Freyre afirma que, neste contexto, o embargo impõe um ônus adicional a Cuba e dificulta ainda mais as coisas, mas, em sua avaliação, a raiz de tudo está na ineficiência do sistema.

“Uma Cuba capitalista sob sanções não teria nem remotamente o nível de problemas que tem agora. Teria problemas, mas não o nível de problemas que tem agora.”

Uma carta

Há em Cuba dissidentes de esquerda que apoiam o socialismo mas condenam a ditadura comunista.

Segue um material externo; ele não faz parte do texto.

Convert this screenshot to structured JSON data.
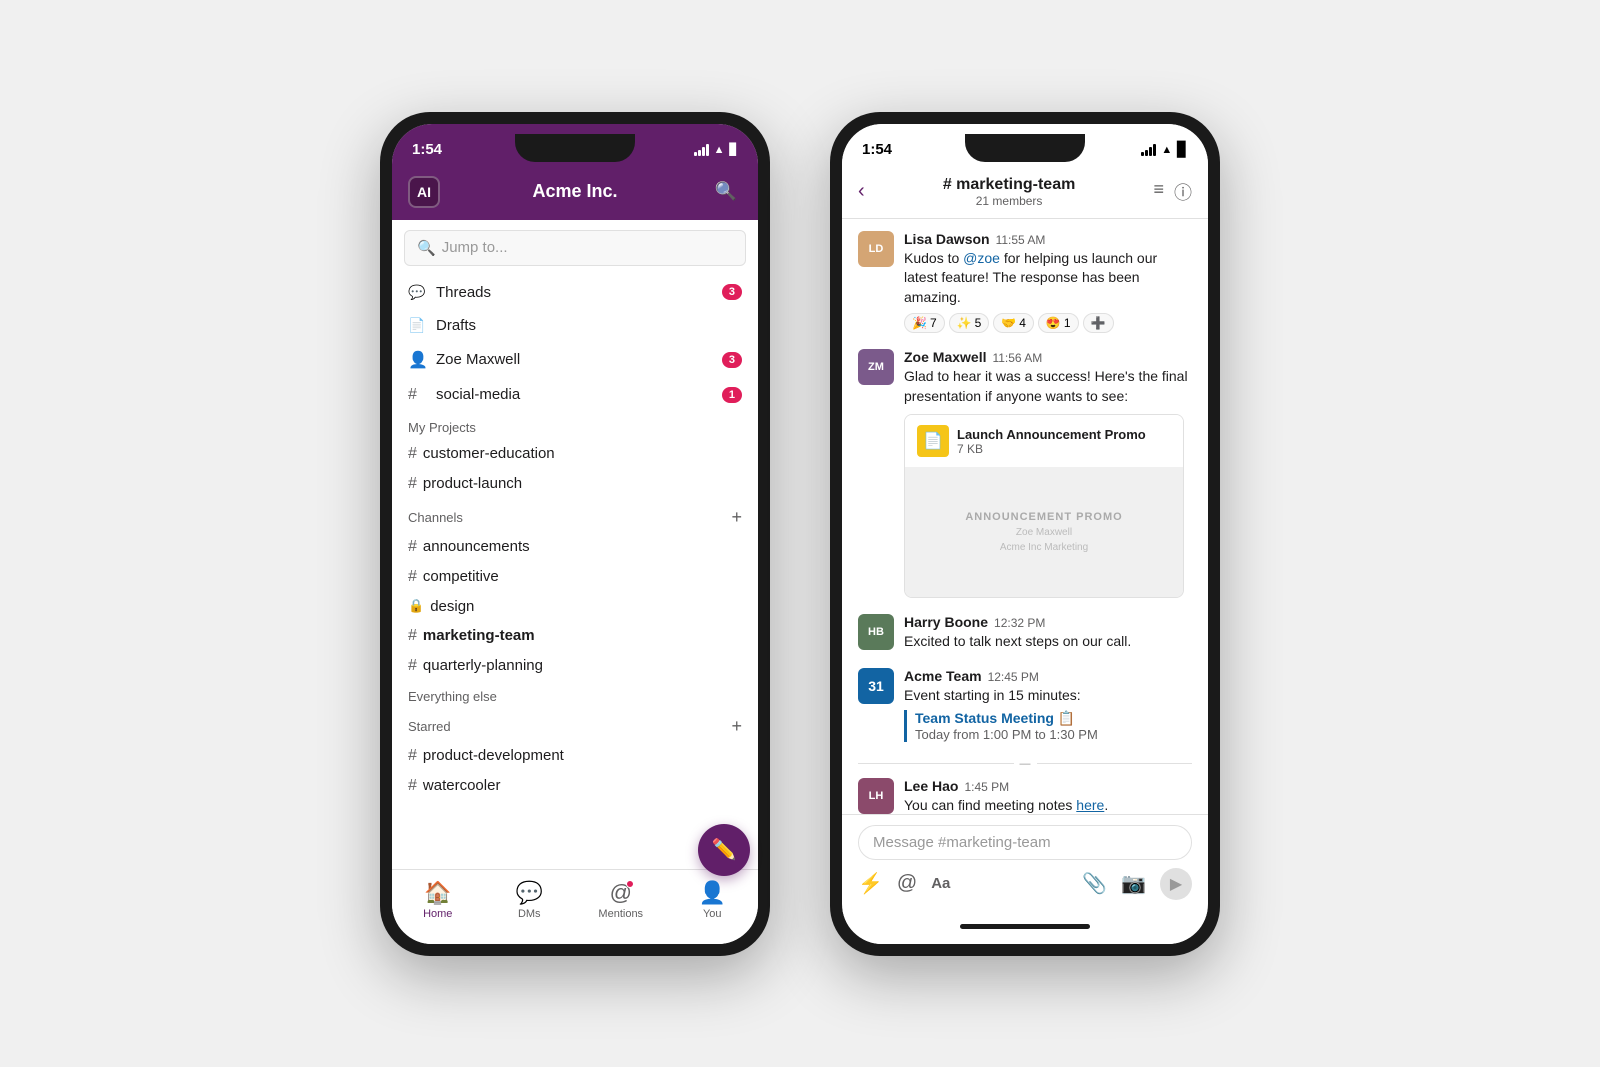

Uma carta, publicada nesta semana por um anarquista cubano na Agência de Notícias Anarquista (ANA) talvez seja o melhor resumo da insatisfação que corroi parte do apoio popular ao governo cubano.

‘A revolução nos ensinou a ler e escrever, e depois nos disse o que podíamos escrever e o que estava proibido ler, criando desta forma o pior tipo de analfabeto que existe, o que acredita que sabe tudo e não necessita escutar ninguém.

A revolução converteu os quartéis em escolas e o país em um quartel.

A revolução levou a eletricidade aos lugares mais afastados e depois trouxe os apagões a todos os lugares.

A revolução terminou com bordéis de bairro e converteu o país em um bordel.

A revolução nos deu um sistema de saúde gratuito, para que possamos ter atendimento às doenças que ela nos causa com seu estresse constante, péssima higiene e má alimentação… Se protesta, abrirão a  sua cabeça, mas os pontos também serão grátis.

A revolução nos assegura um trabalho digno com um salário que nos garante uma vida indigna.

A revolução eliminou a exploração da pessoa pela pessoa e estabeleceu a exploração das pessoas pelo estado.

A revolução eliminou a burguesia e estabeleceu a monarquia.

A revolução mudou as pessoas mortas nas ruas pelas pessoas mortas no mar e nas prisões.

A revolução dividiu os pães e desapareceu com os peixes.

A revolução nos ensinou que a liberdade não se mendiga enquanto nos vestia de mendigos.

A revolução converteu delatores em heróis.

A revolução nos disse que a família não era importante, que quem saísse de Cuba jamais voltaria a ver o seu céu; não queremos você, não precisamos de você… hoje nos diz que o imperialismo quer separar a família cubana. Hoje pede a gritos e flexibiliza a entrada de turistas vindos do imperialismo!!!

A revolução proibiu Camilo Sesto, Os Beatles, Roberto Carlos, Julio Iglesias, etc… hoje nos diz que arte é arte e que a política é a política e não se devem misturar.’